Nora Marx: Für mich ist Feminismus die Auflösung von Geschlechterrollen. Jeder Mensch muss ganz einfach das Recht auf Selbstbestimmung haben. Geschlecht oder sexuelle Orientierung dürfen keine Rolle spielen.

Sie haben selbst drei bzw. zwei Kinder – kennen Sie das Gefühl der Zerrissenheit zwischen Beruf und Familie?

Julia Becker: Wenn ich mich hinterfrage, kann ich sagen: Ich war und bin immer bei meinen drei Töchtern, wenn’s drauf ankommt. Ich könnte auch nicht rausgehen und die Verantwortung fürs Unternehmen tragen, wenn ich diese Zerrissenheit hätte. Aber man sagt ja, es braucht ein ganzes Dorf, ein Kind großzuziehen – und ich hatte dieses Dorf, ganz klar, ich habe es immer noch.

Nora Marx: Es ist auch eine Kopfsache mit dieser inneren Zerrissenheit. Ich war die ersten Jahre sehr für die Kinder da – und habe mich trotzdem abends gefragt: Bin ich allen gerecht geworden? Heute weiß ich: Hat man alles gegeben, ist das genug. Und wenn mal wer anders für die Kinder da ist, ist das auch gut. Oft genießen sie es sogar. Mit meinem Mann etwa erleben sie Dinge, die sie mit mir nicht erleben würden – weil er Sachen anders macht.

Apropos anders machen. Auch BILD der FRAU entwickelt sich. Wie sieht sie wohl in 40 Jahren aus?
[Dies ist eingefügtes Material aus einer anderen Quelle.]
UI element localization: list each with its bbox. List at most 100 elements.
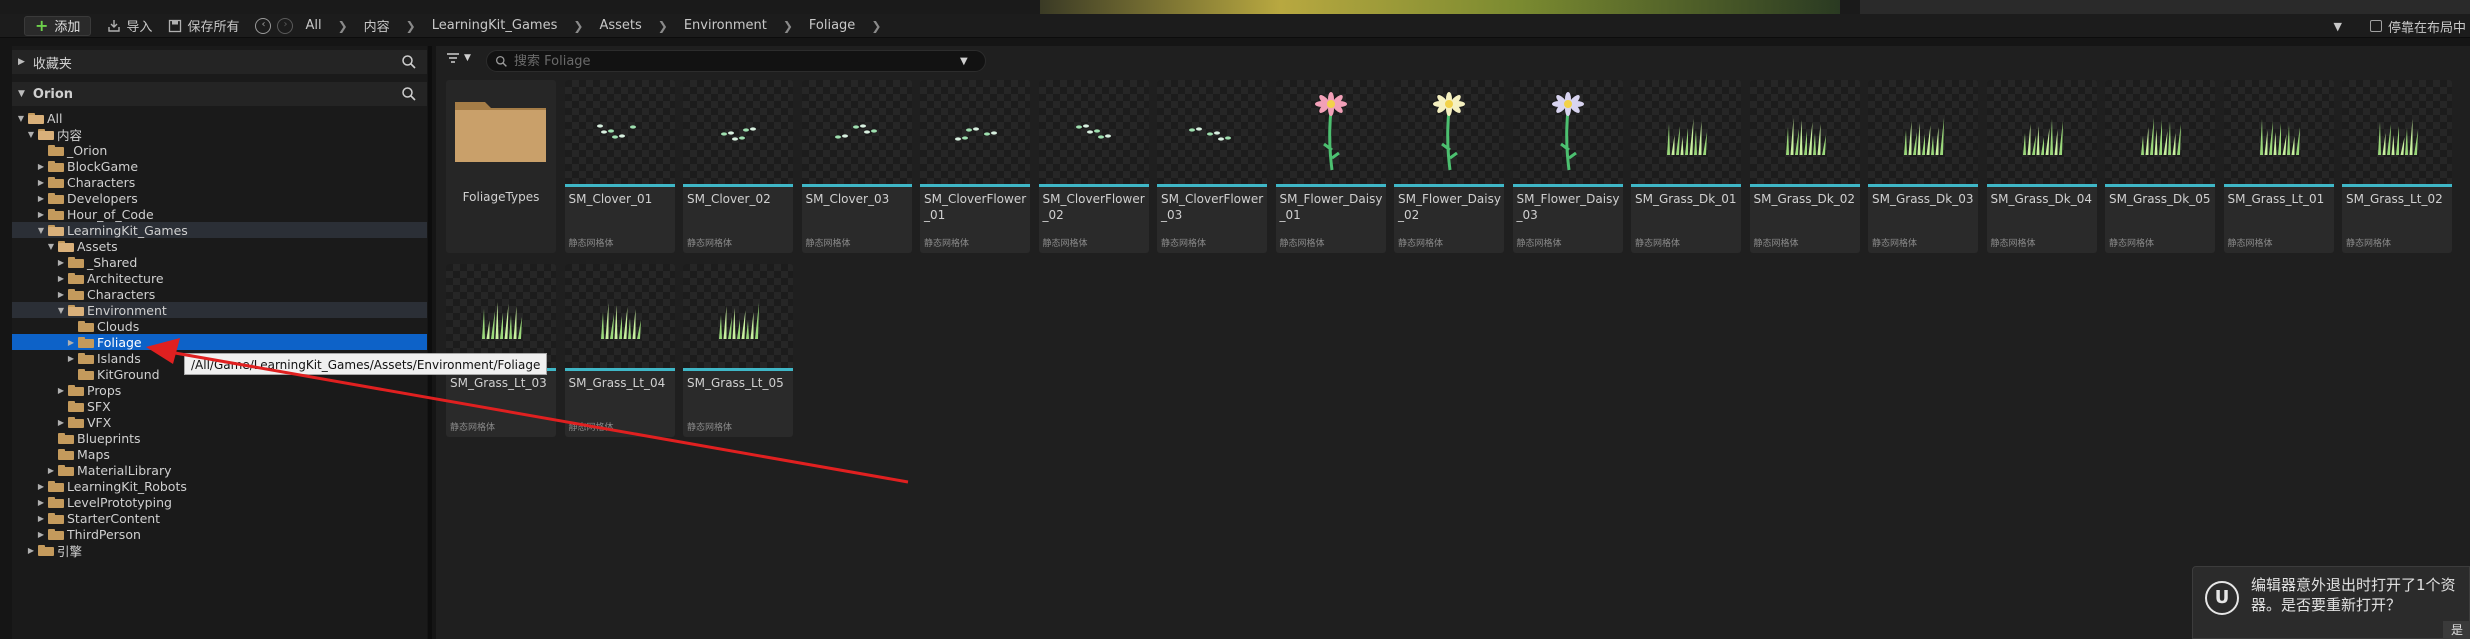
breadcrumb-assets[interactable]: Assets	[599, 18, 641, 33]
tree-item[interactable]: ▶ Developers	[12, 190, 427, 206]
filter-button[interactable]: ▼	[446, 52, 471, 64]
dock-in-layout-button[interactable]: 停靠在布局中	[2369, 17, 2470, 36]
collapsed-arrow-icon[interactable]: ▶	[36, 482, 46, 491]
breadcrumb-foliage[interactable]: Foliage	[809, 18, 855, 33]
tree-item[interactable]: ▶ Foliage	[12, 334, 427, 350]
asset-type-color-bar	[2105, 184, 2215, 187]
collapsed-arrow-icon[interactable]: ▶	[36, 178, 46, 187]
collapsed-arrow-icon[interactable]: ▶	[36, 210, 46, 219]
tree-item[interactable]: ▶ Architecture	[12, 270, 427, 286]
search-icon[interactable]	[401, 54, 417, 70]
collapsed-arrow-icon[interactable]: ▶	[36, 162, 46, 171]
panel-splitter[interactable]	[428, 46, 432, 639]
asset-tile[interactable]: SM_Flower_Daisy_02 静态网格体	[1394, 80, 1504, 253]
asset-tile[interactable]: SM_Grass_Lt_03 静态网格体	[446, 264, 556, 437]
tree-item[interactable]: _Orion	[12, 142, 427, 158]
tree-item[interactable]: SFX	[12, 398, 427, 414]
forward-icon[interactable]: ›	[277, 17, 294, 34]
asset-name: SM_Flower_Daisy_03	[1516, 192, 1620, 222]
tree-item[interactable]: Clouds	[12, 318, 427, 334]
asset-tile[interactable]: SM_Grass_Lt_02 静态网格体	[2342, 80, 2452, 253]
tree-item[interactable]: ▼ Environment	[12, 302, 427, 318]
tree-item[interactable]: Maps	[12, 446, 427, 462]
tree-item-label: Props	[87, 382, 122, 398]
tree-item[interactable]: ▶ _Shared	[12, 254, 427, 270]
asset-tile[interactable]: SM_Grass_Dk_01 静态网格体	[1631, 80, 1741, 253]
asset-tile[interactable]: SM_Grass_Lt_05 静态网格体	[683, 264, 793, 437]
chevron-down-icon[interactable]: ▼	[960, 56, 968, 67]
save-all-button[interactable]: 保存所有	[168, 16, 239, 35]
asset-tile[interactable]: SM_CloverFlower_03 静态网格体	[1157, 80, 1267, 253]
tree-item[interactable]: ▶ StarterContent	[12, 510, 427, 526]
collapsed-arrow-icon[interactable]: ▶	[36, 514, 46, 523]
tree-item[interactable]: ▶ Characters	[12, 174, 427, 190]
tree-item[interactable]: ▶ MaterialLibrary	[12, 462, 427, 478]
project-root-header[interactable]: ▼ Orion	[12, 82, 427, 106]
breadcrumb-environment[interactable]: Environment	[684, 18, 767, 33]
folder-tile[interactable]: FoliageTypes	[446, 80, 556, 253]
tree-item[interactable]: ▼ Assets	[12, 238, 427, 254]
tree-item[interactable]: ▶ VFX	[12, 414, 427, 430]
toolbar-right: ▼ 停靠在布局中	[2334, 14, 2470, 38]
collapsed-arrow-icon[interactable]: ▶	[56, 418, 66, 427]
asset-tile[interactable]: SM_Grass_Lt_01 静态网格体	[2223, 80, 2334, 253]
favorites-header[interactable]: ▶ 收藏夹	[12, 50, 427, 74]
collapsed-arrow-icon[interactable]: ▶	[36, 194, 46, 203]
chevron-right-icon[interactable]: ❯	[406, 19, 416, 33]
asset-tile[interactable]: SM_Grass_Dk_02 静态网格体	[1749, 80, 1860, 253]
asset-tile[interactable]: SM_Flower_Daisy_01 静态网格体	[1275, 80, 1386, 253]
tree-item[interactable]: ▶ BlockGame	[12, 158, 427, 174]
breadcrumb-all[interactable]: All	[305, 18, 321, 33]
expanded-arrow-icon[interactable]: ▼	[16, 114, 26, 123]
collapsed-arrow-icon[interactable]: ▶	[36, 530, 46, 539]
expanded-arrow-icon[interactable]: ▼	[26, 130, 36, 139]
expanded-arrow-icon[interactable]: ▼	[56, 306, 66, 315]
collapsed-arrow-icon[interactable]: ▶	[56, 258, 66, 267]
asset-tile[interactable]: SM_Clover_01 静态网格体	[564, 80, 675, 253]
asset-tile[interactable]: SM_Grass_Dk_05 静态网格体	[2105, 80, 2215, 253]
breadcrumb-content[interactable]: 内容	[364, 16, 390, 35]
chevron-right-icon[interactable]: ❯	[871, 19, 881, 33]
asset-search-input[interactable]	[514, 53, 954, 69]
chevron-down-icon[interactable]: ▼	[2334, 20, 2342, 33]
chevron-right-icon[interactable]: ❯	[573, 19, 583, 33]
collapsed-arrow-icon[interactable]: ▶	[56, 290, 66, 299]
tree-item[interactable]: ▼ 内容	[12, 126, 427, 143]
tree-item[interactable]: ▶ Characters	[12, 286, 427, 302]
collapsed-arrow-icon[interactable]: ▶	[66, 354, 76, 363]
asset-type-label: 静态网格体	[1635, 239, 1681, 249]
collapsed-arrow-icon[interactable]: ▶	[26, 546, 36, 555]
chevron-right-icon[interactable]: ❯	[338, 19, 348, 33]
collapsed-arrow-icon[interactable]: ▶	[66, 338, 76, 347]
yes-button[interactable]: 是	[2443, 621, 2470, 639]
asset-tile[interactable]: SM_Clover_02 静态网格体	[683, 80, 793, 253]
asset-tile[interactable]: SM_Grass_Lt_04 静态网格体	[564, 264, 675, 437]
asset-tile[interactable]: SM_CloverFlower_02 静态网格体	[1038, 80, 1149, 253]
asset-tile[interactable]: SM_Grass_Dk_03 静态网格体	[1868, 80, 1978, 253]
asset-tile[interactable]: SM_Flower_Daisy_03 静态网格体	[1512, 80, 1623, 253]
chevron-right-icon[interactable]: ❯	[783, 19, 793, 33]
expanded-arrow-icon[interactable]: ▼	[36, 226, 46, 235]
tree-item[interactable]: ▶ Props	[12, 382, 427, 398]
history-nav: ‹ ›	[255, 17, 294, 34]
tree-item[interactable]: ▶ LearningKit_Robots	[12, 478, 427, 494]
tree-item[interactable]: ▶ Hour_of_Code	[12, 206, 427, 222]
tree-item[interactable]: ▶ LevelPrototyping	[12, 494, 427, 510]
tree-item[interactable]: ▼ LearningKit_Games	[12, 222, 427, 238]
asset-tile[interactable]: SM_Clover_03 静态网格体	[801, 80, 912, 253]
breadcrumb-learningkit-games[interactable]: LearningKit_Games	[432, 18, 558, 33]
asset-tile[interactable]: SM_Grass_Dk_04 静态网格体	[1986, 80, 2097, 253]
add-button[interactable]: + 添加	[24, 15, 92, 36]
expanded-arrow-icon[interactable]: ▼	[46, 242, 56, 251]
tree-item[interactable]: ▶ 引擎	[12, 542, 427, 559]
tree-item[interactable]: Blueprints	[12, 430, 427, 446]
collapsed-arrow-icon[interactable]: ▶	[46, 466, 56, 475]
collapsed-arrow-icon[interactable]: ▶	[36, 498, 46, 507]
import-button[interactable]: 导入	[107, 16, 152, 35]
chevron-right-icon[interactable]: ❯	[658, 19, 668, 33]
collapsed-arrow-icon[interactable]: ▶	[56, 274, 66, 283]
search-icon[interactable]	[401, 86, 417, 102]
asset-tile[interactable]: SM_CloverFlower_01 静态网格体	[920, 80, 1030, 253]
back-icon[interactable]: ‹	[255, 17, 272, 34]
collapsed-arrow-icon[interactable]: ▶	[56, 386, 66, 395]
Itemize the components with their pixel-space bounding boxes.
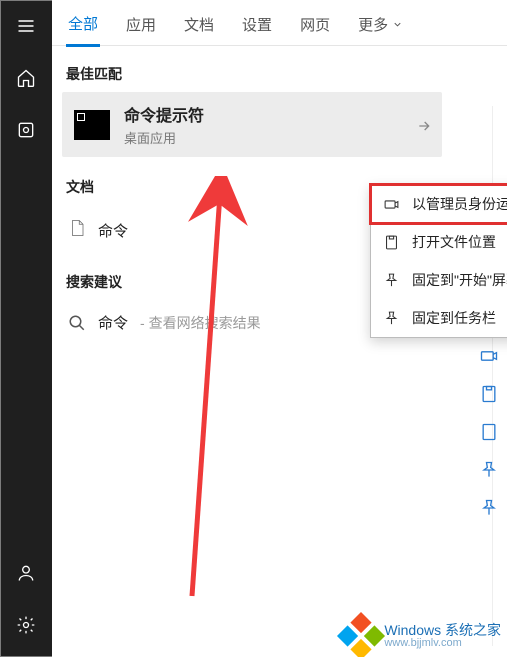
document-label: 命令 (98, 220, 128, 241)
pin-start-icon[interactable] (479, 460, 499, 480)
tab-settings[interactable]: 设置 (240, 4, 274, 45)
ctx-run-as-admin[interactable]: 以管理员身份运行 (371, 185, 507, 223)
chevron-down-icon (392, 19, 403, 30)
ctx-label: 固定到任务栏 (412, 308, 496, 328)
collections-button[interactable] (0, 104, 52, 156)
tab-all[interactable]: 全部 (66, 3, 100, 47)
ctx-pin-to-taskbar[interactable]: 固定到任务栏 (371, 299, 507, 337)
account-icon (16, 563, 36, 583)
sidebar-top (0, 0, 52, 156)
windows-logo-icon (337, 612, 385, 657)
settings-button[interactable] (0, 599, 52, 651)
search-icon (68, 314, 86, 332)
best-match-texts: 命令提示符 桌面应用 (124, 102, 204, 147)
pin-taskbar-icon[interactable] (479, 498, 499, 518)
tab-apps[interactable]: 应用 (124, 4, 158, 45)
best-match-subtitle: 桌面应用 (124, 128, 204, 147)
collections-icon (16, 120, 36, 140)
tab-documents[interactable]: 文档 (182, 4, 216, 45)
expand-arrow[interactable] (416, 118, 432, 139)
home-icon (16, 68, 36, 88)
open-location-icon (383, 234, 400, 251)
cmd-icon (74, 110, 110, 140)
pin-start-icon (383, 272, 400, 289)
sidebar-bottom (0, 547, 52, 657)
watermark-line1: Windows 系统之家 (384, 623, 501, 638)
ctx-label: 打开文件位置 (412, 232, 496, 252)
tab-more-label: 更多 (358, 14, 388, 35)
tab-web[interactable]: 网页 (298, 4, 332, 45)
start-sidebar (0, 0, 52, 657)
document-icon (68, 217, 86, 244)
ctx-label: 以管理员身份运行 (412, 194, 507, 214)
menu-button[interactable] (0, 0, 52, 52)
section-best-match: 最佳匹配 (62, 58, 442, 92)
window-root: 全部 应用 文档 设置 网页 更多 最佳匹配 命令提示符 桌面应用 (0, 0, 507, 657)
search-panel: 全部 应用 文档 设置 网页 更多 最佳匹配 命令提示符 桌面应用 (52, 0, 507, 657)
ctx-open-file-location[interactable]: 打开文件位置 (371, 223, 507, 261)
watermark-line2: www.bjjmlv.com (384, 638, 501, 650)
settings-icon (16, 615, 36, 635)
suggestion-query: 命令 (98, 312, 128, 333)
home-button[interactable] (0, 52, 52, 104)
results-body: 最佳匹配 命令提示符 桌面应用 文档 命令 (52, 46, 507, 657)
best-match-item[interactable]: 命令提示符 桌面应用 (62, 92, 442, 157)
ctx-pin-to-start[interactable]: 固定到"开始"屏幕 (371, 261, 507, 299)
context-menu: 以管理员身份运行 打开文件位置 固定到"开始"屏幕 固定到任务栏 (370, 184, 507, 338)
tab-more[interactable]: 更多 (356, 4, 405, 45)
filter-tabs: 全部 应用 文档 设置 网页 更多 (52, 0, 507, 46)
account-button[interactable] (0, 547, 52, 599)
preview-action-strip (479, 346, 499, 518)
open-location-icon[interactable] (479, 384, 499, 404)
best-match-title: 命令提示符 (124, 102, 204, 126)
watermark-text: Windows 系统之家 www.bjjmlv.com (384, 623, 501, 649)
ctx-label: 固定到"开始"屏幕 (412, 270, 507, 290)
suggestion-hint: - 查看网络搜索结果 (140, 313, 261, 333)
watermark: Windows 系统之家 www.bjjmlv.com (344, 619, 501, 653)
menu-icon (16, 16, 36, 36)
run-admin-icon (383, 196, 400, 213)
pin-start-icon[interactable] (479, 422, 499, 442)
arrow-right-icon (416, 118, 432, 134)
pin-taskbar-icon (383, 310, 400, 327)
run-admin-icon[interactable] (479, 346, 499, 366)
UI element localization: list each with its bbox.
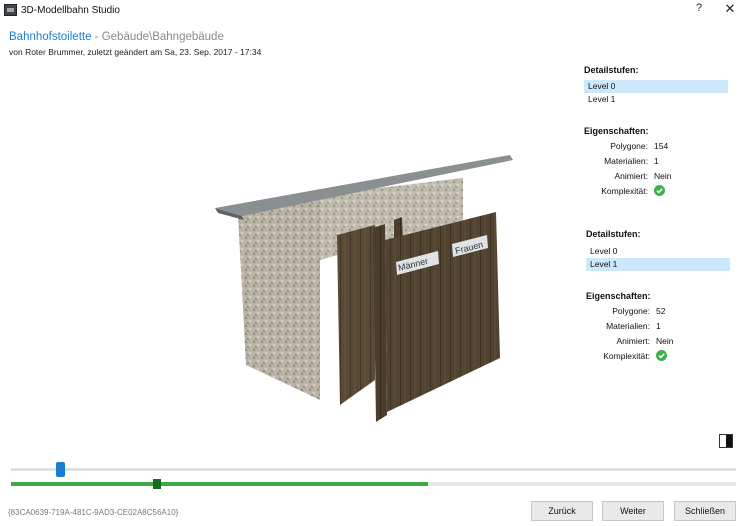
- polygone-value: 154: [654, 141, 669, 151]
- materialien-value: 1: [654, 156, 659, 166]
- level-0-item[interactable]: Level 0: [584, 80, 728, 93]
- detail-levels-list: Level 0 Level 1: [586, 245, 730, 271]
- back-button[interactable]: Zurück: [531, 501, 593, 521]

Julia Becker: Sie ist immer noch die verlässliche Begleiterin und Ratgeberin der Frauen im Land – auch auf all den digitalen Kanälen, die wir jetzt noch gar nicht kennen. Sie wird weiter Frauen empowern wie mit der GOLDENEN BILD der FRAU oder gerade dem Frauengesundheitsgipfel. Ich wünsche mir, dass sie weiter und immer mehr
für alle Frauen da ist: Egal, wie alt, welche Haut- oder Haarfarbe, welches Gewicht … Dass sie eben das BILD der FRAU bleibt.